Sob tudo isso remanesce a China, e seu processo bastante próprio de acúmulo de forças dentro de seu sistema socialista – quase que em uma versão global do que foi o Soviete de Ruijin dentro do território chinês nos anos 1930, isto é, uma ilha socialista em meio a um mar capitalista, pronto a ser o contra-exemplo da máxima do presidente Mao sobre a síntese ser quando “o peixe grande devora o peixe pequeno” – A história dele mesmo contradisse isso.
E aí mora a segunda camada do problema, de como os arranjos chineses sob “capitalismos nacionais” no seu entorno são uma ameaça dupla, pois eles têm como espinha dorsal um sistema que, na hipótese mais atenuada, não é “neoliberal” e ameaça, apenas por sua natureza e efeito gravitacional, a estrutura da Ordem Imperialista, que aos trancos e barrancos se seguiu à Conferência de Berlim de 1884.
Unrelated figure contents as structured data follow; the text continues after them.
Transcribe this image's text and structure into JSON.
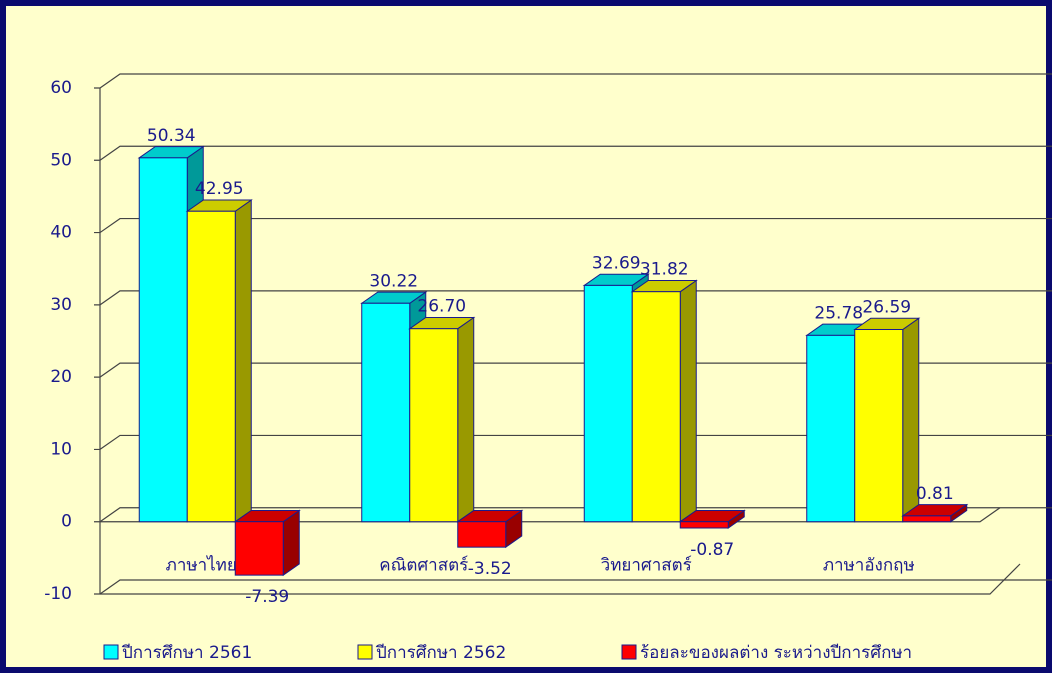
{
  "chart_data": {
    "type": "bar3d",
    "categories": [
      "ภาษาไทย",
      "คณิตศาสตร์",
      "วิทยาศาสตร์",
      "ภาษาอังกฤษ"
    ],
    "series": [
      {
        "name": "ปีการศึกษา 2561",
        "color": "#00ffff",
        "values": [
          50.34,
          30.22,
          32.69,
          25.78
        ],
        "value_labels": [
          "50.34",
          "30.22",
          "32.69",
          "25.78"
        ]
      },
      {
        "name": "ปีการศึกษา 2562",
        "color": "#ffff00",
        "values": [
          42.95,
          26.7,
          31.82,
          26.59
        ],
        "value_labels": [
          "42.95",
          "26.70",
          "31.82",
          "26.59"
        ]
      },
      {
        "name": "ร้อยละของผลต่าง ระหว่างปีการศึกษา",
        "color": "#ff0000",
        "values": [
          -7.39,
          -3.52,
          -0.87,
          0.81
        ],
        "value_labels": [
          "-7.39",
          "-3.52",
          "-0.87",
          "0.81"
        ]
      }
    ],
    "ylim": [
      -10,
      60
    ],
    "yticks": [
      -10,
      0,
      10,
      20,
      30,
      40,
      50,
      60
    ],
    "grid": true,
    "legend": "bottom"
  }
}
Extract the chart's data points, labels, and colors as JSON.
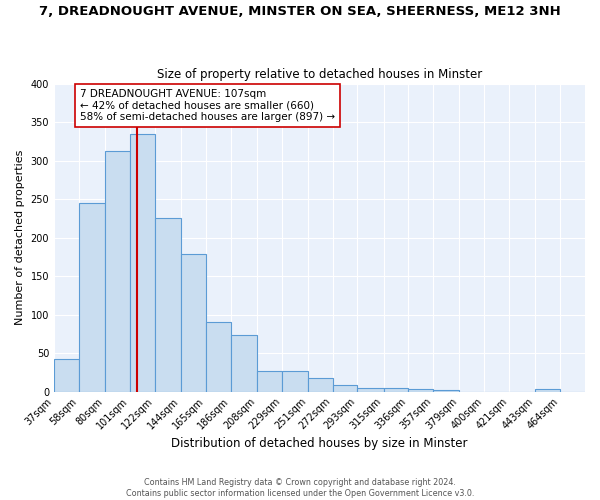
{
  "title": "7, DREADNOUGHT AVENUE, MINSTER ON SEA, SHEERNESS, ME12 3NH",
  "subtitle": "Size of property relative to detached houses in Minster",
  "xlabel": "Distribution of detached houses by size in Minster",
  "ylabel": "Number of detached properties",
  "bar_labels": [
    "37sqm",
    "58sqm",
    "80sqm",
    "101sqm",
    "122sqm",
    "144sqm",
    "165sqm",
    "186sqm",
    "208sqm",
    "229sqm",
    "251sqm",
    "272sqm",
    "293sqm",
    "315sqm",
    "336sqm",
    "357sqm",
    "379sqm",
    "400sqm",
    "421sqm",
    "443sqm",
    "464sqm"
  ],
  "bar_values": [
    42,
    245,
    313,
    335,
    226,
    179,
    90,
    74,
    27,
    27,
    18,
    9,
    5,
    5,
    3,
    2,
    0,
    0,
    0,
    4,
    0
  ],
  "bar_color": "#c9ddf0",
  "bar_edge_color": "#5b9bd5",
  "property_line_x": 107,
  "property_line_color": "#cc0000",
  "annotation_text": "7 DREADNOUGHT AVENUE: 107sqm\n← 42% of detached houses are smaller (660)\n58% of semi-detached houses are larger (897) →",
  "annotation_box_color": "#ffffff",
  "annotation_box_edge": "#cc0000",
  "ylim": [
    0,
    400
  ],
  "yticks": [
    0,
    50,
    100,
    150,
    200,
    250,
    300,
    350,
    400
  ],
  "footer_line1": "Contains HM Land Registry data © Crown copyright and database right 2024.",
  "footer_line2": "Contains public sector information licensed under the Open Government Licence v3.0.",
  "bg_color": "#eaf1fb",
  "fig_bg_color": "#ffffff",
  "grid_color": "#ffffff",
  "bin_edges": [
    37,
    58,
    80,
    101,
    122,
    144,
    165,
    186,
    208,
    229,
    251,
    272,
    293,
    315,
    336,
    357,
    379,
    400,
    421,
    443,
    464,
    485
  ]
}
A próxima Cúpula dos BRICS, a ser realizada na cidade russa de Kazan, poderá gerar uma moeda comum para o bloco, um mecanismo de trocas que substitua o Swift e, quem sabe, aperfeiçoe seus mecanismos financeiros. Será essencial, mas ela terá de responder, nem que seja nos bastidores, sobre o avanço do imperialismo diretamente sobre países do seu bloco e o que deverá ser feito.
Em meio à percepção cada vez mais acelerada da gravidade da crise climática, e o estado inercial que nos conduz a uma Terceira Guerra, fica a antevisão de Engels sobre a Primeira Guerra e como no fim o socialismo real, apesar dos seus pensares, foi um elemento que atrasou a Terceira Guerra: não por criar uma polaridade neutralizante, mas por ter incidido por baixo e por dentro de toda parte, paralisando razoavelmente as máquinas de guerra.
O Brasil na Assembleia-Geral
Nesse cenário, o discurso brasileiro na Assembleia-Geral, apesar de polido e humanitário, apenas revela necessidades da política interna, o diálogo da Frente Ampla com setores liberais internacionais e uma busca para escapar das armadilhas do Ocidente. Os caminhos são tortuosos e exigem cautela, mas também se corre o risco de terminar em um apelo naïf e abstrato à paz.
Obviamente, a crise atual é menos porque as instâncias das Nações Unidas estejam mal-arranjadas, ou não sejam inclusivas, mas pelas relações reais de ordem econômica e política que produzem países opressores – e estes muito bem organizados em bloco – e países oprimidos. Por outro lado, assaltam as dúvidas sobre se apenas o – necessário – rearranjo estratégico dos oprimidos seja suficiente. Onde estará a política antagônica?
A outra grande questão é se a insistência em uma resposta unicamente diplomática, pelo menos como narrativa, evitaria mesmo a guerra, ou se isso não pode, dialeticamente, acelerar um conflito mundial, se não houver certeza de uma resposta em relação a um avanço imperialista. O cenário em que chegamos é pior do que aquele descortinado antes e durante a pandemia, e isso precisa ser encarado sem meias palavras.
*Em homenagem à camarada Nathalia Urban, que nos deixou tão cedo.